Douglas Collett, probably at the No 2 Air Observers School, RAAF Mount Gambier, South Australia before his wartime adventures, ca 1941.
By the end of the war, many wine producers were making dry white and red table wines, albeit in relatively small volumes. Mount Pleasant, Reynella, Hardy’s, Houghton’s, Tahbilk, Lindeman’s, Penfolds, Seppelt, and many others produced hock, chablis, white burgundy, burgundy, and claret styles. The move towards varietal labelling and Australian references was still in its infancy and would take many years to establish. Nevertheless, Maurice O’Shea produced single regional wines, including his outstanding 1944 Mount Pleasant Mount Henry Light Dry Red Pinot Hermitage, whilst the 1945 Hardy’s St Thomas Bin 185 Burgundy and the prize-winning 1945 Lindeman’s Bin 4080 Hunter River Burgundy were exemplary multi-regional blends.
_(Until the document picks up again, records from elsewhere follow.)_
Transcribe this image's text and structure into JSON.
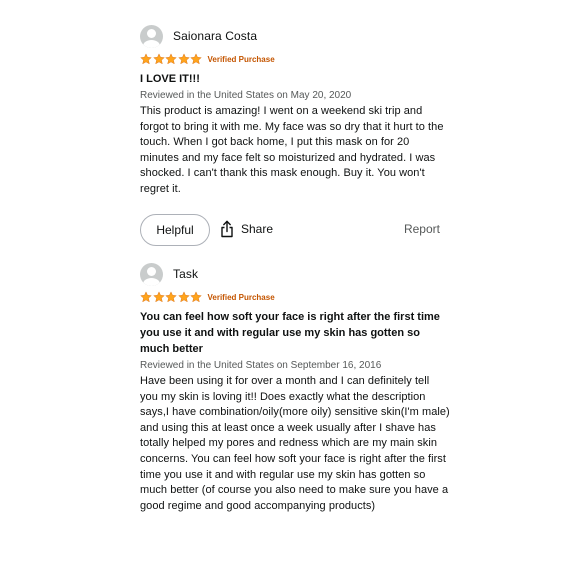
{
  "colors": {
    "star": "#ffa41c",
    "verified": "#c45500",
    "meta": "#565959",
    "text": "#0f1111",
    "avatar": "#c9cccc"
  },
  "reviews": [
    {
      "reviewer": "Saionara Costa",
      "rating": 5,
      "verified_label": "Verified Purchase",
      "title": "I LOVE IT!!!",
      "date": "Reviewed in the United States on May 20, 2020",
      "body": "This product is amazing! I went on a weekend ski trip and forgot to bring it with me. My face was so dry that it hurt to the touch. When I got back home, I put this mask on for 20 minutes and my face felt so moisturized and hydrated. I was shocked. I can't thank this mask enough. Buy it. You won't regret it.",
      "helpful_label": "Helpful",
      "share_label": "Share",
      "report_label": "Report"
    },
    {
      "reviewer": "Task",
      "rating": 5,
      "verified_label": "Verified Purchase",
      "title": "You can feel how soft your face is right after the first time you use it and with regular use my skin has gotten so much better",
      "date": "Reviewed in the United States on September 16, 2016",
      "body": "Have been using it for over a month and I can definitely tell you my skin is loving it!! Does exactly what the description says,I have combination/oily(more oily) sensitive skin(I'm male) and using this at least once a week usually after I shave has totally helped my pores and redness which are my main skin concerns. You can feel how soft your face is right after the first time you use it and with regular use my skin has gotten so much better (of course you also need to make sure you have a good regime and good accompanying products)"
    }
  ]
}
It was not uncommon for Hunter wine to be blended with heavier McLaren Vale or northeast Victoria material. Maurice
O’Shea took this extreme multi-district sourcing to an exquisite level. But it would still take time before winemakers trusted single vineyards again, even though they were the foundation of the Australian wine industry. Some years before, Leo Buring had lamented, ‘Where are the famous dry wine vineyards of early Federation?’